In fact, a fellow Turudbe ‘scholar/warrior, Muhammad Bello ibn Shehu Uthman Dan Fodio, cited the above-mentioned tradition in a 19th century medical text. The name of the text is Ujalaat ‘r-Raakib fi Tibb ‘s-Saa’ib. 6
The bottom line is that the above tradition related by the Prophet to his community, as a cure is an exact rendering of the Lord’s Prayer. This means that given Alfa Umar ibn Sayyid’s level of education, he had to be familiar with the tradition that would entail him not seeing any harm of citing the Lord’s Prayer since it too, was related by Prophet Muhammad as a chanted formula for its curative qualities.
This means that Umar’s citing of the Lord’s Prayer as a sign of conversion is definitely inconclusive. The Anglo-Americans insisted on defining Umar in their own terms of reference while ignoring the clear evidence of his persistence in his Islamic culture and religion. This is an example of the countless cases of cultural genocide that led to the disappearance of 3 to 5 million of Alfa Umar’s co-religionist in America.

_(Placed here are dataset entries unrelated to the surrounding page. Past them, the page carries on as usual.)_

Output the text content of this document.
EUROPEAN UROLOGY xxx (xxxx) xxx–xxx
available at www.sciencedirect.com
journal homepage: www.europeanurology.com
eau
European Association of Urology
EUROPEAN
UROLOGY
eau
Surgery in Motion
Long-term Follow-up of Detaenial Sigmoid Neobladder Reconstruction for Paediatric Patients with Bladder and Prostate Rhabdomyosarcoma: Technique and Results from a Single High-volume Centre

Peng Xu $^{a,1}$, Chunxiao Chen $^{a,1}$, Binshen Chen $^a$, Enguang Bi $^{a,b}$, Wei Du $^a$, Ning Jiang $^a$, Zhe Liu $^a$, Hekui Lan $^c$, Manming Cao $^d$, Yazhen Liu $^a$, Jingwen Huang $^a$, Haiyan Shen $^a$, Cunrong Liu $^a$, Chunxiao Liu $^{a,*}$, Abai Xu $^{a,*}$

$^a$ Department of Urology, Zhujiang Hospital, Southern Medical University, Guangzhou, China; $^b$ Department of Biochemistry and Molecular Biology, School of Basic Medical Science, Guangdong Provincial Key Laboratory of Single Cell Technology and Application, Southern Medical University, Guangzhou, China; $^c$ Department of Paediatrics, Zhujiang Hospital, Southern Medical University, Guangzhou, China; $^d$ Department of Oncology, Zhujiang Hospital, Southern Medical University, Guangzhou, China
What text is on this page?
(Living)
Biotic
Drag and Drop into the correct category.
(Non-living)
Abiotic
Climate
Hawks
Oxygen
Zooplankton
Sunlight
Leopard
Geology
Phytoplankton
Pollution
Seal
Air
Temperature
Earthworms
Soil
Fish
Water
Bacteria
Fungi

The Autobiography of Alfa Umar ibn Sayyid, stands today as the written anthropological evidence for the rights of self-determination for the descendants of African Muslim in the United States. This lost son of Abraham, the Turudbe’ Fulbe, Alfa Umar ibn Sayyid cried out in his work for justice and liberty, and in speaking out, he indicted the system that oppressed his people.
As a Turudbe’ Fulani descendent of Abraham he fulfilled the call to command the good and forbid evil and indecency. He made a lasting impression upon revolutionary leaders in North Carolina, such as Denmark Vesey and the other African Freedom Fighters who took up arms in defense of freedom, liberty and self-determination.
To his Anglo-American oppressors in the state of North Carolina as well as the remainder of the country, he demanded his freedom and liberty of his people. This cry for freedom, which was the hallmark of the Children of Abraham, was echoed in Umar’s words:
“O you Americans, you people of North Carolina - Are there among you!? Are there among you!? Are there among you!? Are there among you!? - good people who fear Allah much?!” 7
1. Allan Austin, African Muslims in Antebellum America: A Sourcebook, 1984, New York, Garland Publishing, p. 474
2. Muhammad ibn Makaram ibn Mandhur, Lisaan’l-`Arab, (Beirut, Dar as-Saadar), 1994, Vol. 1, p. 399.
3. Ibid. p. 400.
4. Muhammad Bello, Ujalaat ‘r-Raakib fi Tibb ‘s-Saa’ib, manuscript in possession of author, ff 15-16.
5. Bible, Mathew: 6:9-13.
6. Muhammad Bello, Ujalaat ‘r-Raakib fi Tibb ‘s-Saa’ib, digitized manuscript in possession of author.
7. Umar ibn Sayyid, Autobiography, digital copy of the original Arabic manuscript in possession of author, f 11.